After being informed by my landlady that I am not, in fact, "judge, jury and executioner", but simply a deadbeat who's always bursting at the seams with excuses as to why my rent is constantly late, I was forced to keep the shriveled-up, elderly miser at bay with the temporary (hopefully) loan of my much-coveted oil portrait of Merv Griffin (stolen from his Carmel home by a friend who was high on PCP at the time) and a promissory note for a free bikini waxing/taxidermy lesson.
The fascist hag also made me promise to dismantle my living room "sex morgue" and change the roach traps in the basement laundry room with a set of salad servers duct-taped inside my shirt sleeves so that I would "lack the luxury of the dexterity of human fingers for this particularly unpleasant task". She's also stipulated that I must wear a rubber latex novelty store bald cap "to rob me of my youthful arrogance" and that I must repeatedly curse the traps as I fumble with them (with my salad server appendages) with the specific line of dialog : "You doo doo ca ca pee pee, bad squares! Squares promise the doo doo ca ca pee pee roaches ultimate demise! Yet the doo doo ca ca pee pee roaches still appear!"...apparently she wishes to video tape me doing this so that she can upload the questionably-hilarious results to You Tube.
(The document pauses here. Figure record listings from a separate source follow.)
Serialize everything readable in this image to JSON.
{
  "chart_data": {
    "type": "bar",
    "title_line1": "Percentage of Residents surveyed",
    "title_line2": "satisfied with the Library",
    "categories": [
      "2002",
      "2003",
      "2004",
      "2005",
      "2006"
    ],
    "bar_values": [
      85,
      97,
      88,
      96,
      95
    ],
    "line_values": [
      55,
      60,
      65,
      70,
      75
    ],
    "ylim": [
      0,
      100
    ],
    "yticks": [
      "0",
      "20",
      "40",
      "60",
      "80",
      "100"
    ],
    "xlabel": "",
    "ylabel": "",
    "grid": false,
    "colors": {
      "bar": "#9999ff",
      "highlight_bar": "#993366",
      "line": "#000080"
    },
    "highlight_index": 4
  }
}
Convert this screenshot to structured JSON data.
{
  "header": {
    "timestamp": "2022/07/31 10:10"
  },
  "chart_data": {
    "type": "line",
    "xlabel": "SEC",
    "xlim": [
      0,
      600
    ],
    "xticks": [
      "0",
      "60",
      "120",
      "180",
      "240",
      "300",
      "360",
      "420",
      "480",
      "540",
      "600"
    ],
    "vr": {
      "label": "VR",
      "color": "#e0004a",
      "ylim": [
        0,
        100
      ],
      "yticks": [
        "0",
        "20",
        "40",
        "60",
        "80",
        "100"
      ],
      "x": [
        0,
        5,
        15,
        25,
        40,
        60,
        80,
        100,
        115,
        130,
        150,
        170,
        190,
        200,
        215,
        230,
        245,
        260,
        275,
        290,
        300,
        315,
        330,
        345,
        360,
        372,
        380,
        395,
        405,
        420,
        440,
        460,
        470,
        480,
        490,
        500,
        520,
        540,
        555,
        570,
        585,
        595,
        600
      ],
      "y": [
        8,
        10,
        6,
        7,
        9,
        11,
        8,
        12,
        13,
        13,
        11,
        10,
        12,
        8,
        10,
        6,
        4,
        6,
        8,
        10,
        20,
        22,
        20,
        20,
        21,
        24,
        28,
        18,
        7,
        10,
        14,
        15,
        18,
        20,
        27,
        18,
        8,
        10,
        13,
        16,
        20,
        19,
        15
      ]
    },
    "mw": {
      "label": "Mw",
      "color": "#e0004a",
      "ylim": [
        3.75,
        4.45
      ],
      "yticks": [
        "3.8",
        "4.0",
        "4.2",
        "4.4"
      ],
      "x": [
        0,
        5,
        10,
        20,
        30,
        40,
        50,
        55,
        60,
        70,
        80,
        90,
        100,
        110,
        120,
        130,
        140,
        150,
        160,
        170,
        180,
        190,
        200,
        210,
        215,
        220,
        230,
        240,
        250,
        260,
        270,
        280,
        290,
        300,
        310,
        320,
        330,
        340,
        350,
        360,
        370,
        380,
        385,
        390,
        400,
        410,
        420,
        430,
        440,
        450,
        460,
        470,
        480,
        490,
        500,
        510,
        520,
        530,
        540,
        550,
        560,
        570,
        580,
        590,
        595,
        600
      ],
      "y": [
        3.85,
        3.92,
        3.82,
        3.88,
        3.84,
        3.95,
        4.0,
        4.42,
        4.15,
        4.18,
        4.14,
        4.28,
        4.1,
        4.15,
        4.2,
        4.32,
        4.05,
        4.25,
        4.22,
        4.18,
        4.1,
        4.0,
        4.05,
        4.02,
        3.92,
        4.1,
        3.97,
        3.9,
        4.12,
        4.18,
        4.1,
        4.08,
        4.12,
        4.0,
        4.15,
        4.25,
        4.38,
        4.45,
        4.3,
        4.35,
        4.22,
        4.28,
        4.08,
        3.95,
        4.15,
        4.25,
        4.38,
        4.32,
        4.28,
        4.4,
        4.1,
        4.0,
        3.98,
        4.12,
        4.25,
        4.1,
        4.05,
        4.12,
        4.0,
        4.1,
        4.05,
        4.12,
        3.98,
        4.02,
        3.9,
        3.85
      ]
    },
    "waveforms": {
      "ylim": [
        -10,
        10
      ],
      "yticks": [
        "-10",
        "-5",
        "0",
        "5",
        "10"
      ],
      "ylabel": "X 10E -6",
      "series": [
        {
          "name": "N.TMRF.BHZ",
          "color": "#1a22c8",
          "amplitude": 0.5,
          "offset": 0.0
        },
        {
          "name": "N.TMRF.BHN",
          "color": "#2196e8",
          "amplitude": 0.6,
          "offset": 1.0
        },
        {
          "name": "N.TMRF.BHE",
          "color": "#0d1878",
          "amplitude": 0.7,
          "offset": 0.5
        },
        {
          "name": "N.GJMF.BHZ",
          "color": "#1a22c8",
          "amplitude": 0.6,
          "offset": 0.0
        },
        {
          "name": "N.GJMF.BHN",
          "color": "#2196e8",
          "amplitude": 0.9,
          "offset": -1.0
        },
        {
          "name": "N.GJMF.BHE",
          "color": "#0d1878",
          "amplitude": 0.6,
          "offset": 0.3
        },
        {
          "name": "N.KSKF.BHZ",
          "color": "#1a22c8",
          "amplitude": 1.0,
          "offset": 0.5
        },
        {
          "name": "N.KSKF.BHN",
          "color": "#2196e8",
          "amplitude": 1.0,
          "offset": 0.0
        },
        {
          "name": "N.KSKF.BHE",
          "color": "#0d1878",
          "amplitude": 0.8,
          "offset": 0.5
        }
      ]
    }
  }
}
She may be a sadistic money-grubbing vampire, but I have to admit, if the shoe was on the other foot, I would be making the same bizarre demands. I've since made a mental note to add her to my ever-expanding list of potential Dick Tracy comic villains....I think I'll call her, "Cuntface". I think Chester Gould would approve, especially since he is dead now and can't voice his opinions concerning the direction that his ground-breaking comic strip takes in the hands of a mentally-unbalanced cartoonist wearing a rubber latex bald cap and attempting to sketch his new villain with a yellow crayon clutched clumsily between a pair of salad servers. Take that, "Cuntface!"